なんとなく気まずい雰囲気のまま話は終わったけれど、あの時のナナちゃんのママの顔が思い出される。
あの時も、今日、今も、どんな思いでいるんだろうと思うと、また胸が詰まる。
「母が、肺がんで…」
そう告白されたのは、半年ほど前の事だった。「手術が出来なくて、抗がん剤の治療をしてるんだけど、その事を考えてるせいか、最近眠れなくて…」続けてそう話したナナちゃんのママは、受診した方がいいのかな?と相談してきてくれた。
私の仕事の事を知ってのことだと思うが、こちらまで苦しくなるような話だった。
会いに行きたくても、もしコロナに自分達がかかっていて、遷すようなことになるかもしれないとそれも出来なくて、もしかしたらもう二度と生きてる間には会えないのかもしれないと思うと辛くなって、そんな思いを同じように母もしてるかと思うと…と、思いを吐露したナナちゃんのママに、何も言ってあげることは出来なかった。
そのことだけでも、十分に辛くて苦しいことなのに、周りの反応で二重三重と苦しめられて、その事を思うとやるせなさだけが募っていく。
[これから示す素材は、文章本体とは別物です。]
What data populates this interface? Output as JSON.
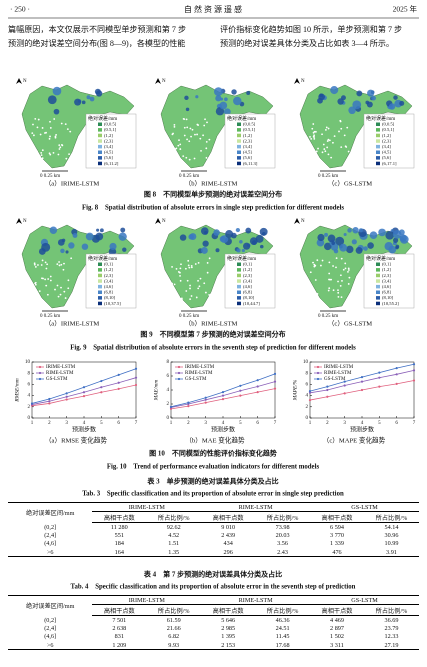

フッともう一度息を吐いて立ち上がると、リビングへと移動し、何気にテレビを点けた。
意識していたわけではないけれど、気分を変えたいと思っていたのかもしれない。
映し出されたのは、オリンピックの閉会式。
晴々しい顔をしていたメダリスト達の映像が次々と出てきて、それを見ながら、また考えてしまうのは同じようなこと。
この人たちも同じような思いをしているんじゃないかと。
並大抵のことではないような努力を積み重ねてきて、血の滲むような思いで手に入れたメダル。
人生の中で、一番輝いて、深い思いの瞬間かもしれないのに、それを心から喜べてないのかもしれない。常に何かを気にしながら、苦しい思いをしているのかもと、心に落とした影が段々と色濃くなっていく。
誰が悪いわけでも、何が悪いわけでもないのに、ただコロナという魔物に、いたずらに振り回されてしまっているだけ。
ピピッ
そう思っていると、もう一度手の中のスマホが震える。